Beating out the national competition, three Vancouver Island cheese-makers swept brie and camembert awards at the 2011 Canadian Cheese Grand Prix in the “soft cheese with bloomy rind” category.
“B.C. is Canada’s most diverse food producing province, and regional specialties like Island cheeses are becoming mainstays in kitchens, markets, restaurants, as well as item number 1 on tourists’ shopping lists,” Minister of Agriculture Don McRae said in a press release.
Little Qualicum Cheeseworks’ Island Bries won the category, receiving accolades for taste, texture and the little wooden cheese boards on which Island Bries are sold.

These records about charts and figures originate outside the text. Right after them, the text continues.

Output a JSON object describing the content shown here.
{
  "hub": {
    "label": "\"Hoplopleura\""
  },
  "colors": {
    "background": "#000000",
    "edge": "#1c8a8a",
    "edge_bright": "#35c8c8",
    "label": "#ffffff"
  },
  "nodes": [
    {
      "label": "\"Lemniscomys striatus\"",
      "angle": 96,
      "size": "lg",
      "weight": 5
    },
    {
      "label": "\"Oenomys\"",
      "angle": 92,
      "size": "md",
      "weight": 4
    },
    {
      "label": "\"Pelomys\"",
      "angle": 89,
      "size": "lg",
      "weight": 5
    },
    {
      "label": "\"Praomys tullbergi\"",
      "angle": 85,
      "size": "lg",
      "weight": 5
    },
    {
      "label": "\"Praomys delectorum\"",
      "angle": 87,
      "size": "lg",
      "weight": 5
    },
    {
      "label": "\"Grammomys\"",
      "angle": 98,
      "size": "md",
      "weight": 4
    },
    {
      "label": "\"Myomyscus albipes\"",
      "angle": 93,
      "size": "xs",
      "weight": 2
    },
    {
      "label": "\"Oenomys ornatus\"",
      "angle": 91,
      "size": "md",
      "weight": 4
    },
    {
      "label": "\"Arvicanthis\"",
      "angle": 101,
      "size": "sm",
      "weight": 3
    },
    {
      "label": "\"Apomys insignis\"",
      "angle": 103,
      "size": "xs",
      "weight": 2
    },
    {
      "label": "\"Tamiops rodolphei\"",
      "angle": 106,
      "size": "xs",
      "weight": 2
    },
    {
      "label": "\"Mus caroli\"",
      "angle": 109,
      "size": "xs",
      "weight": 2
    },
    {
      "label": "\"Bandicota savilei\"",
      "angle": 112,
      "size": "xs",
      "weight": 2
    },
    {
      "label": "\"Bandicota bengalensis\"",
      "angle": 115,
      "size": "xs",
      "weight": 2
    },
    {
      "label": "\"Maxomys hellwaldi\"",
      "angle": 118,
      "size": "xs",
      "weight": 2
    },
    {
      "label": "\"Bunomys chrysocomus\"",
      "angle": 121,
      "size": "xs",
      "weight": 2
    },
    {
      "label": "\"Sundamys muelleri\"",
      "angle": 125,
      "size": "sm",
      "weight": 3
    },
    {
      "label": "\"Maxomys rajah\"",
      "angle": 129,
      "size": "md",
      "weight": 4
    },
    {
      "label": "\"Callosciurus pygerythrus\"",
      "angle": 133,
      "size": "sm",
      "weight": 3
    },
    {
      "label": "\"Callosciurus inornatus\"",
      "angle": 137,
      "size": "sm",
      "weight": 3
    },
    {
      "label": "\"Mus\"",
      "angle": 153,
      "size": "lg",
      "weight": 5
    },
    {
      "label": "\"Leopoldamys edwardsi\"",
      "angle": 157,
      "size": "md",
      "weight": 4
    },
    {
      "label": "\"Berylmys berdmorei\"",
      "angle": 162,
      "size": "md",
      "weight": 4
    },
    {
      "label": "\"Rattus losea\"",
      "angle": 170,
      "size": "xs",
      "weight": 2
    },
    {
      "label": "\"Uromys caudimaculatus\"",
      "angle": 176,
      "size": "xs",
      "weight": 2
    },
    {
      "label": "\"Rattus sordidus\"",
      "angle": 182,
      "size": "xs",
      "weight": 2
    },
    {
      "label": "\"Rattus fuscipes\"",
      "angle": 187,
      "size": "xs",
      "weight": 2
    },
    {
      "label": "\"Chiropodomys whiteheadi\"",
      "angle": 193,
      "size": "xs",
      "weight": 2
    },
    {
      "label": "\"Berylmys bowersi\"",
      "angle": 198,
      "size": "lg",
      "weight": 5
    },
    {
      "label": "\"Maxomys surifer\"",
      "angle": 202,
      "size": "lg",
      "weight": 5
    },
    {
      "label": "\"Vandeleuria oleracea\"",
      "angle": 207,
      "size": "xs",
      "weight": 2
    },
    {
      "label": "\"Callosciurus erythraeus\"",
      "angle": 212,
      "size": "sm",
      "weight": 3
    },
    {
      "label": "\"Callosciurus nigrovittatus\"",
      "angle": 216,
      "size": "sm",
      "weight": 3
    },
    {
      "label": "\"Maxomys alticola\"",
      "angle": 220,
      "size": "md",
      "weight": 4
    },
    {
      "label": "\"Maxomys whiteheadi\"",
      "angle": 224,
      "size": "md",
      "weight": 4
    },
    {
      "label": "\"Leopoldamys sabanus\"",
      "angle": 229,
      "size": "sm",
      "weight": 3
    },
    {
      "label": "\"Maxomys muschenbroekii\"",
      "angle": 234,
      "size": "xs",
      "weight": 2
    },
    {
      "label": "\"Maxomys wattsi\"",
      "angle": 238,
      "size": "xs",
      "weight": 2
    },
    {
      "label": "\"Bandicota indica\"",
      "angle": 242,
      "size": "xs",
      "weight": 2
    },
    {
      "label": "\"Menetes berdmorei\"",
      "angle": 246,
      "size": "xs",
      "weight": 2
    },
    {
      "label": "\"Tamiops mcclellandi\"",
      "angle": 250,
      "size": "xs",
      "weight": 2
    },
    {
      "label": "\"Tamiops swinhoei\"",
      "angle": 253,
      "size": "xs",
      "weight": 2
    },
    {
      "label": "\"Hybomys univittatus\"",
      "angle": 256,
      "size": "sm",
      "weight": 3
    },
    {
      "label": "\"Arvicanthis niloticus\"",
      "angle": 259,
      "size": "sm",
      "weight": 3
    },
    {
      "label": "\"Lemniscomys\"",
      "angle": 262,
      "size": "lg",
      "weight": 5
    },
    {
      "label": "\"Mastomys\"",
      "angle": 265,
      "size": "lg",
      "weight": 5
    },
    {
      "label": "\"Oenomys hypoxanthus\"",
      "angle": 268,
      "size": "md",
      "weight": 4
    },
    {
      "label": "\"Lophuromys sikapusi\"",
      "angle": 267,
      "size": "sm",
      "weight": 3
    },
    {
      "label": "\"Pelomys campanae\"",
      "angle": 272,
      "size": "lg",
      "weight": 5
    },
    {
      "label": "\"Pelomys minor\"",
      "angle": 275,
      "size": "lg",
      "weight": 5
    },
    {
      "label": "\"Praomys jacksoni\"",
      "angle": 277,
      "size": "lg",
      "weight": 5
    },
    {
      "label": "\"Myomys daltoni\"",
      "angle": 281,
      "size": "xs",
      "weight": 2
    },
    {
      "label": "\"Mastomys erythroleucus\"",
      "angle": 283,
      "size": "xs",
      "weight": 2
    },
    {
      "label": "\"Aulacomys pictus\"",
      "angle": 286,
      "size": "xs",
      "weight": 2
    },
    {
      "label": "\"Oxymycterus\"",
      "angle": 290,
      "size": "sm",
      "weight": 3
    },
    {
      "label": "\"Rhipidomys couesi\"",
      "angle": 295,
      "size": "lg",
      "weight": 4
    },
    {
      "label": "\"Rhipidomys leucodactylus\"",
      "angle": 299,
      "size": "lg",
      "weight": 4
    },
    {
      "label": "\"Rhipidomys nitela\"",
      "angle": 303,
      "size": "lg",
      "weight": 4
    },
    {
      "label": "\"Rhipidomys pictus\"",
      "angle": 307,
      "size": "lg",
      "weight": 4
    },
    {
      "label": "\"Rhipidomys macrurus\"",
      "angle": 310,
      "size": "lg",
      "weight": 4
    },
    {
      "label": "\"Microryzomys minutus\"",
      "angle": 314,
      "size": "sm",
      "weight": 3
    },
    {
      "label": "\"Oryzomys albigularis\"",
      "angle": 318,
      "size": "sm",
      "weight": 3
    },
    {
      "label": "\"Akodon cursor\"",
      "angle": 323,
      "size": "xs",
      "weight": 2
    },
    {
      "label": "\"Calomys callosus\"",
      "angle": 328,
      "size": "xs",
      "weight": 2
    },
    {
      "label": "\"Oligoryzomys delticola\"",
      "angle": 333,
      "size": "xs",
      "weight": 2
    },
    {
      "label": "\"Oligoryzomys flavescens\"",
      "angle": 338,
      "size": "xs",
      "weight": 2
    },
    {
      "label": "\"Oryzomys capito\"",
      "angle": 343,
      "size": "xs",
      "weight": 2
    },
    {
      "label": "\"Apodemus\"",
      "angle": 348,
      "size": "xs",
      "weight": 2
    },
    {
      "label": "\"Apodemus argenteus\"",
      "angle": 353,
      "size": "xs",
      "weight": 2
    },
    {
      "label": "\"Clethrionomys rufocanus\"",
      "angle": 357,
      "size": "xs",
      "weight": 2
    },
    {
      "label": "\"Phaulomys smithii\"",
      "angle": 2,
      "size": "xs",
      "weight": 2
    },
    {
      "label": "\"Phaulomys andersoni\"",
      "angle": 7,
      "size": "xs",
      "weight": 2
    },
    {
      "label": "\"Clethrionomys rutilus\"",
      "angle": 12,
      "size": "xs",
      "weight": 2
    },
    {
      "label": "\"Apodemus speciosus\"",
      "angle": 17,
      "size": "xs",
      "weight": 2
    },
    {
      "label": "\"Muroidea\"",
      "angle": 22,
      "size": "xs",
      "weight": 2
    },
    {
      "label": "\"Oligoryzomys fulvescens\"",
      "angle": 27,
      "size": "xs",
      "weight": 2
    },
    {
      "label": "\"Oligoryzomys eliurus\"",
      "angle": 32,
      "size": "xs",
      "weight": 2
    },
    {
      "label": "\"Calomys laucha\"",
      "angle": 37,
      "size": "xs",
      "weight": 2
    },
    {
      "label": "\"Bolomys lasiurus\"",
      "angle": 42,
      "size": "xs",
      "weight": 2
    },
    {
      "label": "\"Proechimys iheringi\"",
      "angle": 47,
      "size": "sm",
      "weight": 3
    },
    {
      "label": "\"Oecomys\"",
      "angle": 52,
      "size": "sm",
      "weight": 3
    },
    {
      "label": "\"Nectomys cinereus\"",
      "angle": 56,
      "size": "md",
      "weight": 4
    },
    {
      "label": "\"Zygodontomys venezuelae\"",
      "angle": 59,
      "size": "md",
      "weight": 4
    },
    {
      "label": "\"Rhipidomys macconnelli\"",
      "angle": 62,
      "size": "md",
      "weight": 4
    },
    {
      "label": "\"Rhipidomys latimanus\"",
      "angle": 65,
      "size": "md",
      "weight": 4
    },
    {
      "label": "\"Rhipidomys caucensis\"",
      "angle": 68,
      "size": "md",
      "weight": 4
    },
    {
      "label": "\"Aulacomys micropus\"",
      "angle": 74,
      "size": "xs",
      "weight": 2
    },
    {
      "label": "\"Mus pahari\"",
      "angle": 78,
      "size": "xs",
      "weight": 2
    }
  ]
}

Clarke Gourlay and Nancy Gourlay run Little Qualicum Cheeseworks and produce 100,000 wheels of Island Bries annually; their winning cheese was made from the milk of their own dairy cows.
The two other finalists in the category were Natural Pastures Cheese Co.’s Comox Brie and Comox Camembert.
More than 200 cheeses were entered in the 2011 Canadian Cheese Grand Prix, which is organized by the Dairy Farmers of Canada.
This the seventh time the competition has been held since 1998. A jury of seven cheese and culinary experts, chefs, authors, cheese-makers and cheese-lovers judged the entries.